Theologian Thomas Oden passed away yesterday at the age of 85. If you have not read his memoir, I highly commend it: A Change of Heart: A Personal and Theological Memoir (IVP, 2014).
His story is a gripping and self-effacing reflection from a widely respected theologian who spent much of his life gobbling down political and theological fads. He would change, turn away from those fads to find a new home in patristic exegesis (aka “consensual exegesis,” his saucy label).
Oden summarizes his theological journey from fad to orthodoxy with a characteristic bluntness and honesty that makes his book endearing.
My life story has had two phases: going away from home as far as I could go, not knowing what I might find in an odyssey of preparation, and then at last inhabiting anew my own original home of classic Christian wisdom. The uniting theme of the two parts of my life can only be providence. For confessing Christians it is a familiar story of a life unexpectedly turned around by an outpouring of grace. . . . I had been enamored with novelty. Candidly, I had been in love with heresy. Now I was waking up from this enthrallment to meet a two thousand year stable memory. (140)
This summary statement is pregnant with the fads he bought into, advocated, and then abandoned (his relationship with feminism alone is worth the price of the book).

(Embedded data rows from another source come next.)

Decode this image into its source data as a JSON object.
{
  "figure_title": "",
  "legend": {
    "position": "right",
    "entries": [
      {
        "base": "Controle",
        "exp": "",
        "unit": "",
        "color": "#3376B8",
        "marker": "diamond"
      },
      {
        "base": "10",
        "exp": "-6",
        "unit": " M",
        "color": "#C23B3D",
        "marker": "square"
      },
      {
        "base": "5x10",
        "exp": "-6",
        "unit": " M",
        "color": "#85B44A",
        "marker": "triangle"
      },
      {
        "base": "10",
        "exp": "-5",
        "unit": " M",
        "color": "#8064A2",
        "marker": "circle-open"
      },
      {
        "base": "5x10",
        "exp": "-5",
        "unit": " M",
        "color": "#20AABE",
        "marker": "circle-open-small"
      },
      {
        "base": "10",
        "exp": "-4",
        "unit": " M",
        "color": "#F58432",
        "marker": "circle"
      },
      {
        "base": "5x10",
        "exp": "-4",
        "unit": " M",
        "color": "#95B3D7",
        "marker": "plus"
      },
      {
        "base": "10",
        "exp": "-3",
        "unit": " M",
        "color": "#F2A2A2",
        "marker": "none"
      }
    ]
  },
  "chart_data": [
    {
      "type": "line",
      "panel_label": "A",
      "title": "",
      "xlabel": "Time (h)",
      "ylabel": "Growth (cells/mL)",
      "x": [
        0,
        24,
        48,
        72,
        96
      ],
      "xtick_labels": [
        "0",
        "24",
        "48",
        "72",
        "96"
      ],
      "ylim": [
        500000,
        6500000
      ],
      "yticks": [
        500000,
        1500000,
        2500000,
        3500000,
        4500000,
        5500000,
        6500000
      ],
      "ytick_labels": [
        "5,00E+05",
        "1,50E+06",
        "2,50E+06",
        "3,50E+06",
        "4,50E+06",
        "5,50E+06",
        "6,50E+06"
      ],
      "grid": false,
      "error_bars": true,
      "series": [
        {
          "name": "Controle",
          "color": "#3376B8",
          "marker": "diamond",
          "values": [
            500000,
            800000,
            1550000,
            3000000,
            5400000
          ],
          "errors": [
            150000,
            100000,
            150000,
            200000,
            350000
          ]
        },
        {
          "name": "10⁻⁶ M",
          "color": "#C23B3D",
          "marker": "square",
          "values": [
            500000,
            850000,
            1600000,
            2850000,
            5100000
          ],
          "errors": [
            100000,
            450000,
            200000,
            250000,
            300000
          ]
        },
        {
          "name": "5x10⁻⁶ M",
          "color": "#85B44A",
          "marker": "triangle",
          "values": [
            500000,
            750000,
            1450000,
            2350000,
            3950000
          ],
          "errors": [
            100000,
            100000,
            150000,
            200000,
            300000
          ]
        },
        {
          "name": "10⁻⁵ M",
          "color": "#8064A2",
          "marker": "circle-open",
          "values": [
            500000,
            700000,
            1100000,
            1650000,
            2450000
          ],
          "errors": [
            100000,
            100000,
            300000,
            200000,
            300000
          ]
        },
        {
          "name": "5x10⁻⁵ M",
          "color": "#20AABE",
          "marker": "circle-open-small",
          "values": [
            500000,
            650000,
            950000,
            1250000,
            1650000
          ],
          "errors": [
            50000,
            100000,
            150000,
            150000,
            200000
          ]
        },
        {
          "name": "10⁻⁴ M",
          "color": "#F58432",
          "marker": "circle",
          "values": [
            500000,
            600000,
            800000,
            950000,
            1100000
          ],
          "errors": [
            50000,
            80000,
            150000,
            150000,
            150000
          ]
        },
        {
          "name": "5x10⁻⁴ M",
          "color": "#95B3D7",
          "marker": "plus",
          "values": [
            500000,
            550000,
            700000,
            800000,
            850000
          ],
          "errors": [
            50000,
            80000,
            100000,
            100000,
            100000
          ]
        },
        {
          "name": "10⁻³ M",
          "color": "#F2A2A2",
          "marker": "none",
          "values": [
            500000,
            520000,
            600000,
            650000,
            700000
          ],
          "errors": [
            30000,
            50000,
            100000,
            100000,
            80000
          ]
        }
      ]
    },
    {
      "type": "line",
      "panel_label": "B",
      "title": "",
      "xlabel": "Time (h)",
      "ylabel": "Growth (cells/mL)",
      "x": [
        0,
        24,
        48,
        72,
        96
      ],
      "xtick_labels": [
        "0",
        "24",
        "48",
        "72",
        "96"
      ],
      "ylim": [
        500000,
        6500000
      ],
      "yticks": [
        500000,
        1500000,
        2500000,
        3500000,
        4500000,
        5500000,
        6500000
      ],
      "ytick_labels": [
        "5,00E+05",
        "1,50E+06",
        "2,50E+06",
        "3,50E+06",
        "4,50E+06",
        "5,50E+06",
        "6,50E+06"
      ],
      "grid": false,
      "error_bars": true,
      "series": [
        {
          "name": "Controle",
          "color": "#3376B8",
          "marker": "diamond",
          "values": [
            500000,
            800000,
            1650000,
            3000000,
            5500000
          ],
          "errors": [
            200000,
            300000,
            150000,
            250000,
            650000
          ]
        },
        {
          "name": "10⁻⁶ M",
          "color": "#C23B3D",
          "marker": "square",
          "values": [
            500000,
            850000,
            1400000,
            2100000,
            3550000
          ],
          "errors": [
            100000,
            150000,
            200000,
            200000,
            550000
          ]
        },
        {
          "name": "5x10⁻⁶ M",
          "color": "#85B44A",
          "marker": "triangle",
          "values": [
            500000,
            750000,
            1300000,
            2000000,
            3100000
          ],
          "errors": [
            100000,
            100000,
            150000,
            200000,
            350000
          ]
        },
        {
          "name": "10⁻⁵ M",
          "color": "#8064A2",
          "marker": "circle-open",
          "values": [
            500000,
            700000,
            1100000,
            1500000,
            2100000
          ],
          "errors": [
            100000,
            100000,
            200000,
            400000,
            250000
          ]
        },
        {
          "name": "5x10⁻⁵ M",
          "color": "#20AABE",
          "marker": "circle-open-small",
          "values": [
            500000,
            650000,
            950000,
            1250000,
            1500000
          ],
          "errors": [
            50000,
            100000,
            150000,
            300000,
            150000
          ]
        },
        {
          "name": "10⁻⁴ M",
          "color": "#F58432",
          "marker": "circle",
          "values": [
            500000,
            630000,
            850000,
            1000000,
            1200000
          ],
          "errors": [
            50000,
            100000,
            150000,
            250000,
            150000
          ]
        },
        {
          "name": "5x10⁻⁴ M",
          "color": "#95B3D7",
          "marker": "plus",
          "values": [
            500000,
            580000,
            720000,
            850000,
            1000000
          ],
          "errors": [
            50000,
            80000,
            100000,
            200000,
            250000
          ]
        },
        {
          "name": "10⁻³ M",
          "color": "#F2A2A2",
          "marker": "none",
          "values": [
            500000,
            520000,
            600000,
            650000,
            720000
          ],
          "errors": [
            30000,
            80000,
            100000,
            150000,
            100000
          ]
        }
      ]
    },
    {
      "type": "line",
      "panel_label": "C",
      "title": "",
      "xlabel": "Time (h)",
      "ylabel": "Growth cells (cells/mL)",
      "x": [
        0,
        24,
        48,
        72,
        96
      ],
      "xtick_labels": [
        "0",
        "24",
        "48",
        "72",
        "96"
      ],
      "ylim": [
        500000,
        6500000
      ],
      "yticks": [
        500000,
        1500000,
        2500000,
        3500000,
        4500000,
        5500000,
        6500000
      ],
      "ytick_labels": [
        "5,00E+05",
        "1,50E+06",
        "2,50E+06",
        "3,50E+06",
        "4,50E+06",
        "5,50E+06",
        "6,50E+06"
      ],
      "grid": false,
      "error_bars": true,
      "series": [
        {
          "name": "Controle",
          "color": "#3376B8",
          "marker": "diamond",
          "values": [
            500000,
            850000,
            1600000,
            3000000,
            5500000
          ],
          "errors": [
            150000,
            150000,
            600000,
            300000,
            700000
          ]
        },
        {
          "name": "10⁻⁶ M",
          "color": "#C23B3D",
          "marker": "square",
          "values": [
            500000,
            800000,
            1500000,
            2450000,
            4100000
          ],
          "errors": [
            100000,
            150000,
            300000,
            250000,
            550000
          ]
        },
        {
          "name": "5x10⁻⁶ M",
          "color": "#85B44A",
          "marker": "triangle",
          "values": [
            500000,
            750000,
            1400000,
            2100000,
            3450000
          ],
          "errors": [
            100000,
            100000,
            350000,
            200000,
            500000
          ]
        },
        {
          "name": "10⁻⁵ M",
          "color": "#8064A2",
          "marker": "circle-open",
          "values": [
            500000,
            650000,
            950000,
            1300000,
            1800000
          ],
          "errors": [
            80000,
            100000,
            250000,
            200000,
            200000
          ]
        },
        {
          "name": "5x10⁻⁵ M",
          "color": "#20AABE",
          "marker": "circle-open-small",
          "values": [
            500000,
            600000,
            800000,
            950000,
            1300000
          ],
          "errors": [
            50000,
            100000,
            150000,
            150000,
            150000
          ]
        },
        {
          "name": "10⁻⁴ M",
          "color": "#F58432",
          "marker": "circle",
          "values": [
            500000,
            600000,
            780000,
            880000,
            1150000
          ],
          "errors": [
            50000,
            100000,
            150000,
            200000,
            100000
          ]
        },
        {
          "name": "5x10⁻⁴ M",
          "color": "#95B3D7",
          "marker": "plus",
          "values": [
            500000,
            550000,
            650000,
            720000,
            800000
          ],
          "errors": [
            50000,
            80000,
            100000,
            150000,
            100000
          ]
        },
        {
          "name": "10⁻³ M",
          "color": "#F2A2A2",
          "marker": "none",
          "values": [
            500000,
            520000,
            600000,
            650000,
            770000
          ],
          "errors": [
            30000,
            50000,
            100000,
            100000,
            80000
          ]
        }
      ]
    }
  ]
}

But most interesting to me is how his life intertwined with so many theologians, particularly the neo-orthodox like Bultmann, Barth, Tillich, and Niebuhr, all of whom he knew personally, and some of them he wrote about extensively. Those theologians would eventually leave him unsatisfied, something he explains in this buried endnote:
None of the neo-orthodox theologians had adequately rediscovered the consensual center of classic patristic teaching. Bultmann had demythologized the resurrection. Barth had trounced many aspects of classic Christian natural-law reasoning. Tillich had turned the gospel into an uneventful philosophy of “being itself.” Reinhold Niebuhr abandoned classic ecclesiology in favor of political actions and arguments. All four had influenced me decisively. I had written books on two of them (Bultmann and Barth). Yet none had followed the classic consensual method. None broke through the illusion of the permanence of modern ideologies. What neo-orthodoxy lacked was the pre-Reformation core of classic Christian exegesis — before Luther, before Calvin, before Harnack. (352–53)
It was finally the patristic writers who got through to Oden, breaking through the illusion of the permanence of modern ideologies. And it was here, in this turn to the patristics, Oden found an earlier premonition fulfilled:
In the season of Epiphany 1971 I had a curious dream in which I was in the New Haven cemetery and accidentally stumbled upon my own tombstone with this puzzling epitaph: “He made no new contribution to theology.” I woke up refreshed and relieved. (143)
The dream focused his life and attention for many years, and now serves as a fitting epithet over his life and work.